The second review was more generous in their reading of the article in that they seemed to have a better understanding of it. Her first critique was about the slow start to the article. I take too long to establish composition's "portfolio-centric" perspective on reflection. I have kept in my critiques of Yancey and Sommers, spending elaborate time trying to fairly summarize their viewpoints and then countering them. I agree that this characterization regarding compositions post-task view of reflection could be condensed.
The following critique by this reviewer is much more insightful: "I was most interested to see where the essay would go from this observation/assertion [that composition has a portfolio-centric view of reflection], and it seems that the author is arguing that the moment of reflection should change, not its process or results. This seems at odds with the idea that 'rhetorical reflection' is somehow something different and innovative." The review is right on target to say the moment of reflection is different, and she tells me that I also need to highlight how the PROCESS and RESULTS of rhetorical reflection are different and innovative (since novelty and originality are the "exigency" that sustains interest and warrants publication). What this feedback tells me is that the reader has an interest in a more detailed description of my research results, and that somehow I need to include these more inside this article (without getting bogged down too much).

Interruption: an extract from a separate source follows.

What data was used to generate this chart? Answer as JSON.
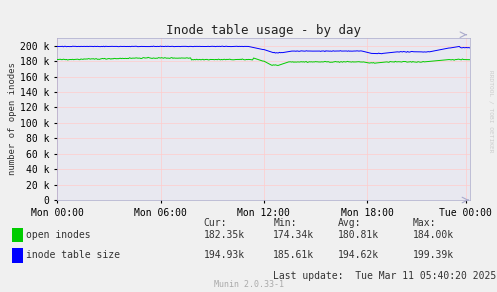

The second reviewer also finds a contradiction in my earlier description of reflection as being self-sponsored and then later prompted in the classroom. This point is well taken. How do I communicate my sensibility that the writer write's rhetorical reflection for their own purposes rather than for the teachers. I need to work on expressing this concept. Maybe the constructivist nature of this thinking is what I am getting at. I want to make the distinction that the writer is not performing or trying to display for the teacher, but thinking on the page. I need to work on this one since many people and even students see anything they do as being for the teacher. Perhaps I can tap into theories of androgogy to articulate this sense of self-owned (if not self-sponsored) learning.
The second reviewer lost some credibility with me in their third critique when she stated in reference to the review of Schon and Dewey, "I didn't see it tied to the rest of the argument in the essay." I thought I had tied them well into the argument, using them particularly to distinguish rhetorical reflection from retrospective reflection, but obviously this distinction (as reviewer 1 states) did not come through, nor did the relevance of this distinction in terms of the overall argument get across. Similar to the first reviewer, the second reviewer states, "I didn't find this essay persuasive in its larger theoretical argument about the role/practice of reflection."

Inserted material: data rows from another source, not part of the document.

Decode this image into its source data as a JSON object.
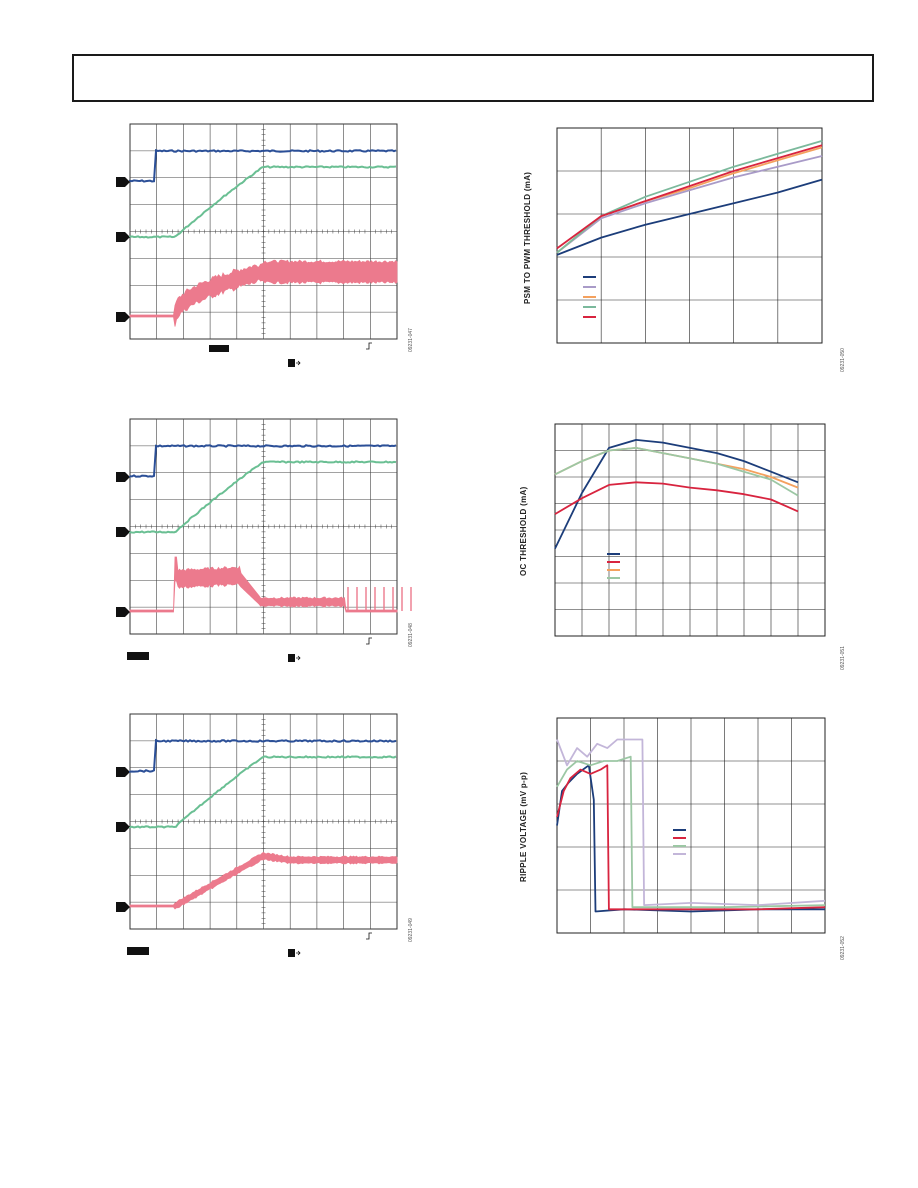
{
  "page": {
    "title": ""
  },
  "colors": {
    "blue": "#2b4f97",
    "green": "#6abf93",
    "pink": "#ec7a8d",
    "navy": "#1c3d7a",
    "lavender": "#a99bc8",
    "orange": "#f4a15e",
    "teal": "#7bb99c",
    "red": "#d8243f",
    "tan": "#d6b48c",
    "sage": "#9cc7a4",
    "lightlavender": "#c3b6d9"
  },
  "scope_figures": [
    {
      "fig_id": "09231-047",
      "channels": [
        "blue-step",
        "green-ramp",
        "pink-ripple"
      ]
    },
    {
      "fig_id": "09231-048",
      "channels": [
        "blue-step",
        "green-ramp",
        "pink-hump"
      ]
    },
    {
      "fig_id": "09231-049",
      "channels": [
        "blue-step",
        "green-ramp",
        "pink-ramp"
      ]
    }
  ],
  "charts": {
    "psm": {
      "ylabel": "PSM TO PWM THRESHOLD (mA)",
      "fig_id": "09231-050"
    },
    "oc": {
      "ylabel": "OC THRESHOLD (mA)",
      "fig_id": "09231-051"
    },
    "ripple": {
      "ylabel": "RIPPLE VOLTAGE (mV p-p)",
      "fig_id": "09231-052"
    }
  },
  "chart_data": [
    {
      "type": "line",
      "title": "",
      "ylabel": "PSM TO PWM THRESHOLD (mA)",
      "xlim": [
        0,
        6
      ],
      "ylim": [
        0,
        5
      ],
      "grid": true,
      "series": [
        {
          "color": "#1c3d7a",
          "x": [
            0,
            1,
            2,
            3,
            4,
            5,
            6
          ],
          "y": [
            2.05,
            2.45,
            2.75,
            3.0,
            3.25,
            3.5,
            3.8
          ]
        },
        {
          "color": "#a99bc8",
          "x": [
            0,
            1,
            2,
            3,
            4,
            5,
            6
          ],
          "y": [
            2.1,
            2.9,
            3.25,
            3.55,
            3.85,
            4.1,
            4.35
          ]
        },
        {
          "color": "#f4a15e",
          "x": [
            0,
            1,
            2,
            3,
            4,
            5,
            6
          ],
          "y": [
            2.1,
            2.95,
            3.3,
            3.6,
            3.95,
            4.25,
            4.55
          ]
        },
        {
          "color": "#7bb99c",
          "x": [
            0,
            1,
            2,
            3,
            4,
            5,
            6
          ],
          "y": [
            2.1,
            2.95,
            3.4,
            3.75,
            4.1,
            4.4,
            4.7
          ]
        },
        {
          "color": "#d8243f",
          "x": [
            0,
            1,
            2,
            3,
            4,
            5,
            6
          ],
          "y": [
            2.2,
            2.95,
            3.3,
            3.65,
            4.0,
            4.3,
            4.6
          ]
        }
      ]
    },
    {
      "type": "line",
      "title": "",
      "ylabel": "OC THRESHOLD (mA)",
      "xlim": [
        0,
        10
      ],
      "ylim": [
        0,
        8
      ],
      "grid": true,
      "series": [
        {
          "color": "#1c3d7a",
          "x": [
            0,
            1,
            2,
            3,
            4,
            5,
            6,
            7,
            8,
            9
          ],
          "y": [
            3.3,
            5.4,
            7.1,
            7.4,
            7.3,
            7.1,
            6.9,
            6.6,
            6.2,
            5.8
          ]
        },
        {
          "color": "#d8243f",
          "x": [
            0,
            1,
            2,
            3,
            4,
            5,
            6,
            7,
            8,
            9
          ],
          "y": [
            4.6,
            5.2,
            5.7,
            5.8,
            5.75,
            5.6,
            5.5,
            5.35,
            5.15,
            4.7
          ]
        },
        {
          "color": "#f4a15e",
          "x": [
            0,
            1,
            2,
            3,
            4,
            5,
            6,
            7,
            8,
            9
          ],
          "y": [
            6.1,
            6.6,
            7.0,
            7.1,
            6.9,
            6.7,
            6.5,
            6.3,
            6.0,
            5.6
          ]
        },
        {
          "color": "#9cc7a4",
          "x": [
            0,
            1,
            2,
            3,
            4,
            5,
            6,
            7,
            8,
            9
          ],
          "y": [
            6.1,
            6.6,
            7.0,
            7.1,
            6.9,
            6.7,
            6.5,
            6.2,
            5.9,
            5.3
          ]
        }
      ]
    },
    {
      "type": "line",
      "title": "",
      "ylabel": "RIPPLE VOLTAGE (mV p-p)",
      "xlim": [
        0,
        8
      ],
      "ylim": [
        0,
        5
      ],
      "grid": true,
      "series": [
        {
          "color": "#1c3d7a",
          "x": [
            0,
            0.15,
            0.35,
            0.6,
            0.95,
            1.1,
            1.15,
            2,
            4,
            6,
            8
          ],
          "y": [
            2.5,
            3.3,
            3.5,
            3.7,
            3.9,
            3.1,
            0.5,
            0.55,
            0.5,
            0.55,
            0.55
          ]
        },
        {
          "color": "#d8243f",
          "x": [
            0,
            0.2,
            0.4,
            0.7,
            1.0,
            1.3,
            1.5,
            1.55,
            2,
            4,
            6,
            8
          ],
          "y": [
            2.7,
            3.3,
            3.6,
            3.8,
            3.7,
            3.8,
            3.9,
            0.55,
            0.55,
            0.55,
            0.55,
            0.6
          ]
        },
        {
          "color": "#9cc7a4",
          "x": [
            0,
            0.3,
            0.6,
            1.0,
            1.4,
            1.8,
            2.2,
            2.25,
            3,
            5,
            8
          ],
          "y": [
            3.4,
            3.8,
            4.0,
            3.9,
            4.0,
            4.0,
            4.1,
            0.6,
            0.6,
            0.6,
            0.65
          ]
        },
        {
          "color": "#c3b6d9",
          "x": [
            0,
            0.3,
            0.6,
            0.9,
            1.2,
            1.5,
            1.8,
            2.1,
            2.4,
            2.55,
            2.6,
            4,
            6,
            8
          ],
          "y": [
            4.5,
            3.9,
            4.3,
            4.1,
            4.4,
            4.3,
            4.5,
            4.5,
            4.5,
            4.5,
            0.65,
            0.7,
            0.65,
            0.75
          ]
        }
      ]
    }
  ]
}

So I was not persuasive. What does this mean not being persuasive? I think that reader 1 was simply disagreed with my ideas and discredited them and hence was not persuaded. Reader 2 was willing to entertain my ideas but I did not provide them with enough substance for these ideas to be persuaded.
I have invested enough in this article that I know I will revise it one more time and submit it to another journal. It is painful to receive a rejection for publication, but I am hopeful that this feedback will help my eventually create a stronger article.